My point is that while the spec writers have ruminated endlessly on this (discussions: ContentProblems, EscapedHTMLDiscussion, etc.), the browsers do not turn up much. In terms of what the ‘correct’ syntax is, Sam Ruby is guaranteed to be modelling right Atom use, and his feed uses the syntax I first tried. The lack of support even by Opera does make me wonder though whether much more work is needed on the client side to support these things.

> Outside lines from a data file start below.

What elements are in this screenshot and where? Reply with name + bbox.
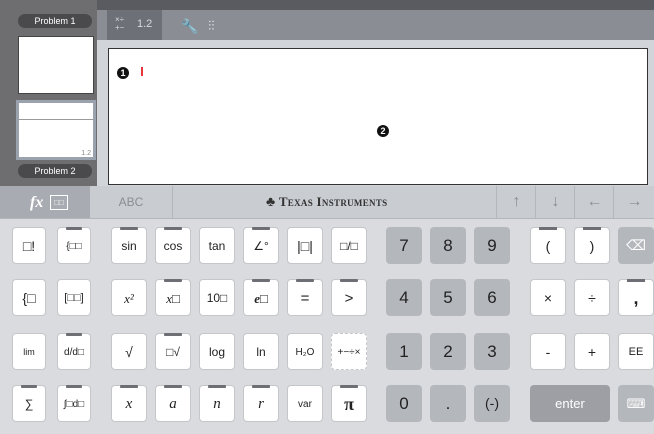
absolute-value-key[interactable]: |□| [287,227,323,264]
equals-key[interactable]: = [287,279,323,316]
var-key[interactable]: var [287,385,323,422]
arrow-right-button[interactable]: → [613,186,654,218]
page-sorter-sidebar: Problem 1 1.2 Problem 2 [0,0,97,186]
decimal-point-key[interactable]: . [430,385,466,422]
digit-5-key[interactable]: 5 [430,279,466,316]
enter-key[interactable]: enter [530,385,610,422]
document-toolbar: ×÷ +− 1.2 🔧 ⫶⫶ [97,0,654,40]
texas-instruments-logo: ♣ Texas Instruments [266,194,387,211]
multiply-key[interactable]: × [530,279,566,316]
abc-tab[interactable]: ABC [90,186,173,218]
ln-key[interactable]: ln [243,333,279,370]
brand-name: Texas Instruments [278,194,388,209]
thumb-divider [19,119,93,120]
callout-badge-1: 1 [117,67,129,79]
fraction-key[interactable]: □/□ [331,227,367,264]
template-box-icon: □□ [50,195,68,210]
log-key[interactable]: log [199,333,235,370]
digit-6-key[interactable]: 6 [474,279,510,316]
document-canvas[interactable]: 1 2 [108,48,648,185]
chemistry-key[interactable]: H₂O [287,333,323,370]
thumb-page-number: 1.2 [81,150,91,157]
ti-state-logo-icon: ♣ [266,195,276,210]
angle-key[interactable]: ∠° [243,227,279,264]
settings-sliders-icon[interactable]: ⫶⫶ [208,18,215,34]
n-variable-key[interactable]: n [199,385,235,422]
greater-than-key[interactable]: > [331,279,367,316]
operators-key[interactable]: +−÷× [331,333,367,370]
arrow-down-button[interactable]: ↓ [535,186,575,218]
ten-power-key[interactable]: 10□ [199,279,235,316]
sqrt-key[interactable]: √ [111,333,147,370]
matrix-key[interactable]: [□□] [57,279,91,316]
comma-key[interactable]: , [618,279,654,316]
add-key[interactable]: + [574,333,610,370]
limit-key[interactable]: lim [12,333,46,370]
piecewise-key[interactable]: {□□ [57,227,91,264]
digit-8-key[interactable]: 8 [430,227,466,264]
page-tab-number: 1.2 [137,18,153,30]
digit-4-key[interactable]: 4 [386,279,422,316]
fx-templates-tab[interactable]: fx □□ [0,186,90,218]
keyboard-toggle-icon[interactable]: ⌨ [618,385,654,422]
keyboard-body: □! {□□ {□ [□□] lim d/d□ ∑ ∫□d□ sin cos t… [0,219,654,434]
digit-3-key[interactable]: 3 [474,333,510,370]
calculator-app-icon: ×÷ +− [115,15,125,32]
digit-0-key[interactable]: 0 [386,385,422,422]
square-key[interactable]: x² [111,279,147,316]
pi-key[interactable]: π [331,385,367,422]
problem1-tab[interactable]: Problem 1 [18,14,92,28]
cos-key[interactable]: cos [155,227,191,264]
divide-key[interactable]: ÷ [574,279,610,316]
digit-1-key[interactable]: 1 [386,333,422,370]
text-cursor [141,67,143,76]
page-thumbnail-1[interactable] [18,36,94,94]
digit-2-key[interactable]: 2 [430,333,466,370]
negative-key[interactable]: (-) [474,385,510,422]
nth-root-key[interactable]: □√ [155,333,191,370]
keyboard-header: fx □□ ABC ♣ Texas Instruments ↑ ↓ ← → [0,186,654,219]
backspace-icon[interactable]: ⌫ [618,227,654,264]
integral-key[interactable]: ∫□d□ [57,385,91,422]
power-key[interactable]: x□ [155,279,191,316]
digit-7-key[interactable]: 7 [386,227,422,264]
subtract-key[interactable]: - [530,333,566,370]
wrench-icon[interactable]: 🔧 [181,18,198,35]
factorial-key[interactable]: □! [12,227,46,264]
problem2-tab[interactable]: Problem 2 [18,164,92,178]
close-paren-key[interactable]: ) [574,227,610,264]
page-thumbnail-2-selected[interactable]: 1.2 [16,100,96,160]
ee-key[interactable]: EE [618,333,654,370]
sin-key[interactable]: sin [111,227,147,264]
page-tab[interactable]: ×÷ +− 1.2 [107,10,162,40]
fx-label: fx [30,194,44,211]
arrow-left-button[interactable]: ← [574,186,614,218]
a-variable-key[interactable]: a [155,385,191,422]
arrow-up-button[interactable]: ↑ [496,186,536,218]
callout-badge-2: 2 [377,125,389,137]
summation-key[interactable]: ∑ [12,385,46,422]
derivative-key[interactable]: d/d□ [57,333,91,370]
digit-9-key[interactable]: 9 [474,227,510,264]
system-key[interactable]: {□ [12,279,46,316]
tan-key[interactable]: tan [199,227,235,264]
open-paren-key[interactable]: ( [530,227,566,264]
exp-key[interactable]: e□ [243,279,279,316]
r-variable-key[interactable]: r [243,385,279,422]
x-variable-key[interactable]: x [111,385,147,422]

If the browsers will not handle foreign content in feeds, what about Reader? No luck at all. I fed it some test feeds (sorry Daniel for messing about by mistake with your lone subscription), and even one gets projected down to escaped HTML. No luck at all. Basically, if I continue to use Reader as my micro-blog for links and notes, I cannot use the Google platform to host my aggregated feeds. On the other hand, Reader actually supports no less it seems than browsers and readers currently handle, so this is really a future worry.

Future work then will be investigating what needs to be done to make Firefox 4 more stupid. Instead of dumping namespaces it does not understand, it should just copy them straight over, and blindly map content into object tags to use the great handling it already has for foreign content to kick in.